Just learned that the Geforce RTX cards (not the Titan RTX) have half-speed FP32 accumulate, when running in FP16 mode: Ugh
Does anyone know if this is enough of a bottleneck to make mixed precision training not worth it? It seemed that way with the GTX 10-series, where FP16 itself was crippled at 1/64 speed. I don’t know enough about MPT to figure this out, and I can’t find any benchmarks. I was hoping to buy an RTX machine after finishing the fast.ai classes, thinking I’d have full MPT capability at my fingertips, but reality may prove different.
EDIT: There are some benchmarks here, but none of these have full “uncrippled” capability so it’s hard to see what the difference would be with the uncrippled Titan RTX.
Well it appears the answer was staring me in the face the whole time. The Titan V card is actually not crippled, so comparing FP16 vs FP32, at least in the context of Resnet50, shows that the RTX 20’s lose roughly 15-20% performance on account of the half-speed MPT accumulate. While less than ideal, the gain in speed is still substantial enough to make MPT worth it, even on a crippled card.

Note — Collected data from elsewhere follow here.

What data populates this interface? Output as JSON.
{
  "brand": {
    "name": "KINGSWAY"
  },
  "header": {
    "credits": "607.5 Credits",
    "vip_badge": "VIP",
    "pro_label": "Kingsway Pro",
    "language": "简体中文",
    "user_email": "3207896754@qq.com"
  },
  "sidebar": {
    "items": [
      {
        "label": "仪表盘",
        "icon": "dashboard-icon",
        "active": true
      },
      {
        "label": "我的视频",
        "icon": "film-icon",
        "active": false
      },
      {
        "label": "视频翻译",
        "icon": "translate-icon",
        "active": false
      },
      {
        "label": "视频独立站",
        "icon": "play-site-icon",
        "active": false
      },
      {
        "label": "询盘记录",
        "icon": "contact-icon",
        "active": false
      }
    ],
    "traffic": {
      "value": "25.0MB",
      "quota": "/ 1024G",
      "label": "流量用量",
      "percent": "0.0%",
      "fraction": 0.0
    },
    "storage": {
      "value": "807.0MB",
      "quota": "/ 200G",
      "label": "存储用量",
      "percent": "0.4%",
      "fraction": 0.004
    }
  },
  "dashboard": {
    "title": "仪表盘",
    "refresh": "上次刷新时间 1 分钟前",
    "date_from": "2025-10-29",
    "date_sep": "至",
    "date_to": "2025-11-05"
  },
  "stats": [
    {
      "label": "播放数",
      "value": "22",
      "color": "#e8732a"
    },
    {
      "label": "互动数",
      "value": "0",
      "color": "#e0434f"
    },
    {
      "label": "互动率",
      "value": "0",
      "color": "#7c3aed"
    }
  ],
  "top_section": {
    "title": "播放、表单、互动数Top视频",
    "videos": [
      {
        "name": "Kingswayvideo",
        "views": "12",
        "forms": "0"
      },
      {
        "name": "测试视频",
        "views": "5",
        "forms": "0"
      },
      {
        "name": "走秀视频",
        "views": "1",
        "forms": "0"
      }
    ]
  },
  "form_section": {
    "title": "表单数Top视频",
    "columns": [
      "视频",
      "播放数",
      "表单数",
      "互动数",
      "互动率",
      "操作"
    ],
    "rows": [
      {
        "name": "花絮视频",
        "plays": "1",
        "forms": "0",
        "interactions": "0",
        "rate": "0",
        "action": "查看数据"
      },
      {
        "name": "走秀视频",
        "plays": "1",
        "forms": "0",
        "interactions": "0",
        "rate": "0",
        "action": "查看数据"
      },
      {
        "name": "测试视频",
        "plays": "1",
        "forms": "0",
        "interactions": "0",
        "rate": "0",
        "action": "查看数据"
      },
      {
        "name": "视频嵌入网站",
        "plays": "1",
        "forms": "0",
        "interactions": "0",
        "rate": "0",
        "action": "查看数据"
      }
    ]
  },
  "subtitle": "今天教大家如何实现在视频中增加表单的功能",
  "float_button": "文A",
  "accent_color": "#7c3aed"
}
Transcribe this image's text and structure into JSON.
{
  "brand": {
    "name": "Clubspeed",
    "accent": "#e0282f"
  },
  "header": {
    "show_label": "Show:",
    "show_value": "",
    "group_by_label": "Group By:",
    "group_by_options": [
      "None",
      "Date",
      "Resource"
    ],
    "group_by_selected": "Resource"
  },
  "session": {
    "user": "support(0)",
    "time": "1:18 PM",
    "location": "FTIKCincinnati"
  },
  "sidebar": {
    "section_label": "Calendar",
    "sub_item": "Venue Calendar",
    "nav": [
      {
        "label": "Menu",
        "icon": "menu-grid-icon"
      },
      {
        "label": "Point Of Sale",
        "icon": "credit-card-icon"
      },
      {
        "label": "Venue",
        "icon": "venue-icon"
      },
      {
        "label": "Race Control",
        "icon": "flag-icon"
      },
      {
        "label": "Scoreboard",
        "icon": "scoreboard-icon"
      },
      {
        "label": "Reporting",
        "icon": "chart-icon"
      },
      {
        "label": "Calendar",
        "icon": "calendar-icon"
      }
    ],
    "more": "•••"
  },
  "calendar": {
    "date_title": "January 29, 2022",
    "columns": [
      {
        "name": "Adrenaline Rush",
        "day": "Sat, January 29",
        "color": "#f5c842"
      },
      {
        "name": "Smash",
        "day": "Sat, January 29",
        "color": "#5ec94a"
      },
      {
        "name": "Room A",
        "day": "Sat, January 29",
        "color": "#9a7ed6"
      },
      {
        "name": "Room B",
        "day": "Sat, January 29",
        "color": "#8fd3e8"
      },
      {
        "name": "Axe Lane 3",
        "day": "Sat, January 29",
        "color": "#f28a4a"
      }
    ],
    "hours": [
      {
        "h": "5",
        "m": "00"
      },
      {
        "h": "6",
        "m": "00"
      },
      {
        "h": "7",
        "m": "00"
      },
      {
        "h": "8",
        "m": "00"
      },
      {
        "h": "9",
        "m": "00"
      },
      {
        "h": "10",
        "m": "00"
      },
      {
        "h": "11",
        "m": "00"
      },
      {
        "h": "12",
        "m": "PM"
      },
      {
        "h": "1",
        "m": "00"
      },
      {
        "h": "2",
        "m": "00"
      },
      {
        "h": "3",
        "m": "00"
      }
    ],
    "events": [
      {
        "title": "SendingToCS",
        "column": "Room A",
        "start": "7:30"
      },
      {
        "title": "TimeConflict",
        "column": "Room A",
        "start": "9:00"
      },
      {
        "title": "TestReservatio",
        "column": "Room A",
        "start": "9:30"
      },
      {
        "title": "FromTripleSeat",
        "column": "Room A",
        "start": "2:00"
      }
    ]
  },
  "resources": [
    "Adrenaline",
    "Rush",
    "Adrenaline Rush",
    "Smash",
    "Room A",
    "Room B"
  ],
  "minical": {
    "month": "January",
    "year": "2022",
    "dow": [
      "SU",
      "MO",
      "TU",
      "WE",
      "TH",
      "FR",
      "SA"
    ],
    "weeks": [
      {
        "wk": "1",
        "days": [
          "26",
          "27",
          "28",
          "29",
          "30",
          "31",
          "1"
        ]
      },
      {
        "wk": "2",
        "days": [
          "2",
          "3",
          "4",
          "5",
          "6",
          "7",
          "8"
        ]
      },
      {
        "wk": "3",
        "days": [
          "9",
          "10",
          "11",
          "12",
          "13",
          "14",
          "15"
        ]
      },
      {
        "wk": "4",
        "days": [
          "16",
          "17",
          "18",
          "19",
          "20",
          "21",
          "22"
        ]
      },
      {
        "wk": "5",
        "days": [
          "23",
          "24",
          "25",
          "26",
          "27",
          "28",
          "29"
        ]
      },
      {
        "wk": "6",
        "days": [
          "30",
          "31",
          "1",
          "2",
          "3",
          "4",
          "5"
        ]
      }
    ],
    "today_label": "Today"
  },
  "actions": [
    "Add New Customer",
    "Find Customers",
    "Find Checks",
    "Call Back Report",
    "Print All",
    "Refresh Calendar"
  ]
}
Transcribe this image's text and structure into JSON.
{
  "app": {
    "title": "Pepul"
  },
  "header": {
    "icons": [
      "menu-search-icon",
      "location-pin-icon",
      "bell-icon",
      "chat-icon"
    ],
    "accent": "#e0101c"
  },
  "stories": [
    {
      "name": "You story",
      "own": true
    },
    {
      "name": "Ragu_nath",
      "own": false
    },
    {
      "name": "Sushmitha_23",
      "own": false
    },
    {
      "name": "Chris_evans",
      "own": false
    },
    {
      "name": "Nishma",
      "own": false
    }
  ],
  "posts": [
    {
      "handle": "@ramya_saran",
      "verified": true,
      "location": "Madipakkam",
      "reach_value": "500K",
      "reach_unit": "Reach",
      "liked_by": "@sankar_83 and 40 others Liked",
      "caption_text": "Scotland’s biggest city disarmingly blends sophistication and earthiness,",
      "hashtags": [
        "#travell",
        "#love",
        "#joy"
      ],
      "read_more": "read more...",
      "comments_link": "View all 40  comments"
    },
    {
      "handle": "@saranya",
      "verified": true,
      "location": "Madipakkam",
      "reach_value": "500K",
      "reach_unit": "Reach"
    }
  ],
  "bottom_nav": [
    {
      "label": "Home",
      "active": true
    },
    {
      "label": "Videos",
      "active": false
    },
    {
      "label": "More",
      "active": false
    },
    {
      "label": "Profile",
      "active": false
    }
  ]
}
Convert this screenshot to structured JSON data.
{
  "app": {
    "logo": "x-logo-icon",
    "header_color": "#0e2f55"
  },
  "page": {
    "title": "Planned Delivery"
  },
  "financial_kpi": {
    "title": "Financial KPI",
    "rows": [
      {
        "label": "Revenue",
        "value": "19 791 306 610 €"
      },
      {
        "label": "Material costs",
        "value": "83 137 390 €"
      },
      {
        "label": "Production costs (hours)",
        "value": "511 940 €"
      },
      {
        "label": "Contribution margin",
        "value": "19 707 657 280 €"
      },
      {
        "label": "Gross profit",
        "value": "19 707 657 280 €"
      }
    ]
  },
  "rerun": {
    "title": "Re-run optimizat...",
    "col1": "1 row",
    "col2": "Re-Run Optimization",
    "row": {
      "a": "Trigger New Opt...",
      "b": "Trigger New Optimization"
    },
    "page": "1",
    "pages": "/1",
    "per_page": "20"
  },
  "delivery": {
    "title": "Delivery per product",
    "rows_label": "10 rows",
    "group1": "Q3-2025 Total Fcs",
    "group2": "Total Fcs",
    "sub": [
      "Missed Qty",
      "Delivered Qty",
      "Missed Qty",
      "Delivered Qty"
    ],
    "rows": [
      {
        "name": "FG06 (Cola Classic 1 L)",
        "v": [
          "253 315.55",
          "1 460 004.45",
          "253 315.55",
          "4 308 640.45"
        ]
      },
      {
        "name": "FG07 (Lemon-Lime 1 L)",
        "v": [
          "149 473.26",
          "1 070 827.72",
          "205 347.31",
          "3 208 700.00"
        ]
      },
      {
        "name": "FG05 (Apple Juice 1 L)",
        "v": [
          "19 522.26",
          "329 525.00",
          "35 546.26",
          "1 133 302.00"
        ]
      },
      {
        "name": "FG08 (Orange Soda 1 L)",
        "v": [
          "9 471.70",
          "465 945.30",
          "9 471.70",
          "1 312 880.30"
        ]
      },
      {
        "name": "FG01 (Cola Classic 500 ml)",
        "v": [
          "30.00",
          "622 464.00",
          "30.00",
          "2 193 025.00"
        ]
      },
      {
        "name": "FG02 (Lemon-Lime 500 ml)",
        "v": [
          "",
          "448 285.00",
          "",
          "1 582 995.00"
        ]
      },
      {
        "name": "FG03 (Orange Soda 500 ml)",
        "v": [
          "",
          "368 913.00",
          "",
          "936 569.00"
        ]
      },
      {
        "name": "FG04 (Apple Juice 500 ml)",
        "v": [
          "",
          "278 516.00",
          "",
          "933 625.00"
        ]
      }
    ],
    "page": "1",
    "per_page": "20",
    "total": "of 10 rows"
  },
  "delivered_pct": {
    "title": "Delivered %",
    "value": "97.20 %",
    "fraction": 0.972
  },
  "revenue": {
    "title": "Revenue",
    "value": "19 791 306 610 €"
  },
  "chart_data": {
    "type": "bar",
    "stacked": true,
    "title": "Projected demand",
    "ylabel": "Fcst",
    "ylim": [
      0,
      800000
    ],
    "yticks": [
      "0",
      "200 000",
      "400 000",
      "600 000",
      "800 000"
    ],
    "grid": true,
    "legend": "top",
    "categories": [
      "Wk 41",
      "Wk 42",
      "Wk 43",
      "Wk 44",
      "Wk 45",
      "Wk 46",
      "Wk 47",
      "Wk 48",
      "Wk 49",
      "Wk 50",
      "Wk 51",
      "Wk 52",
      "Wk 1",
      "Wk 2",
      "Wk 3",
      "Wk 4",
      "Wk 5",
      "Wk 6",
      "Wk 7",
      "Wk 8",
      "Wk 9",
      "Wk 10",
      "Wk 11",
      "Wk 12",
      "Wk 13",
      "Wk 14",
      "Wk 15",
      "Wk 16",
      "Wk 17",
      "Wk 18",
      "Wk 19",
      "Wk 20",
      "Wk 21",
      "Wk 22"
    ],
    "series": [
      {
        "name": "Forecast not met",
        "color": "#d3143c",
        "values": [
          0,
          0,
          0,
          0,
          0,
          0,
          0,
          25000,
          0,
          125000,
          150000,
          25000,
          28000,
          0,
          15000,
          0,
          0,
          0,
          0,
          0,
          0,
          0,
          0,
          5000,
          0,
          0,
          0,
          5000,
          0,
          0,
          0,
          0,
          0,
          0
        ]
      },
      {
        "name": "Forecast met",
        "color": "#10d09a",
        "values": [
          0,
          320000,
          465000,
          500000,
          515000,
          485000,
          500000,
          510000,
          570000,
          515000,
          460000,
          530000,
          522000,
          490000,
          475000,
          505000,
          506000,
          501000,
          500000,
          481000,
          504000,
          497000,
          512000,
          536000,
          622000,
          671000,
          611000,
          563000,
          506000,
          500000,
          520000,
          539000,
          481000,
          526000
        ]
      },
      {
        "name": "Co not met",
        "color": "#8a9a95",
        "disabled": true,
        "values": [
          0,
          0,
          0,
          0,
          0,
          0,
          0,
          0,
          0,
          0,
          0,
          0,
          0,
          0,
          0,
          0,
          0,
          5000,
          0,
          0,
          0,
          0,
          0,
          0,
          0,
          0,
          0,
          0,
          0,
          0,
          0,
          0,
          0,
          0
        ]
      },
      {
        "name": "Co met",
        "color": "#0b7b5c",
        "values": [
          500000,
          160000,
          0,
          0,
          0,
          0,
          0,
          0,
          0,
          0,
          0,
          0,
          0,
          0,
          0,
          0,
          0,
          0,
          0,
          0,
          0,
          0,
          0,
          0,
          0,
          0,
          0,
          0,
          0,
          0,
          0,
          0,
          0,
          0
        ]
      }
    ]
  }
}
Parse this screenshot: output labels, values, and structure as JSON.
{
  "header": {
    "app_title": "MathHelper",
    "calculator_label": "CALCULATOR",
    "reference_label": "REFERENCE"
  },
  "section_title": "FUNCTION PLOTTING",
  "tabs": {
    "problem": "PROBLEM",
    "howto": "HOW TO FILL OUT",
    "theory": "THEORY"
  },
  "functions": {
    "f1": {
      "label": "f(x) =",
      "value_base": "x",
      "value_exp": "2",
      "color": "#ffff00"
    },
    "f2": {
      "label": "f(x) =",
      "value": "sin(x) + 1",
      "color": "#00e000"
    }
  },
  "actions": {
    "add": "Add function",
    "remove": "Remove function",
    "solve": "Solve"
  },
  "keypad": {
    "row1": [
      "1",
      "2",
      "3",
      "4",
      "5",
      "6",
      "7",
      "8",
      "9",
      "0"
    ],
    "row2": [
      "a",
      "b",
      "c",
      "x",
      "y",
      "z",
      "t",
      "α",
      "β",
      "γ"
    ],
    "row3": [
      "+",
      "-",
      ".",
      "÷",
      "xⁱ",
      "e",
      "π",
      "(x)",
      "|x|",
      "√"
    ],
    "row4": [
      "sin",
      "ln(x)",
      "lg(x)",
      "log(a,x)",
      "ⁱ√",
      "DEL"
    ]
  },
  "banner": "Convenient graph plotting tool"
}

Interesting, thanks for sharing! I’m not sure I’m following you 100% though, an operation like convolution is completely done in FP16 isn’t it?
I don’t really understand MPT (I’m just trying to plan ahead for the future - still on part 1, lesson 3!) but I think the accumulation step is generally done in FP32 to avoid losing accuracy. Hopefully someone with a better understanding can correct if needed.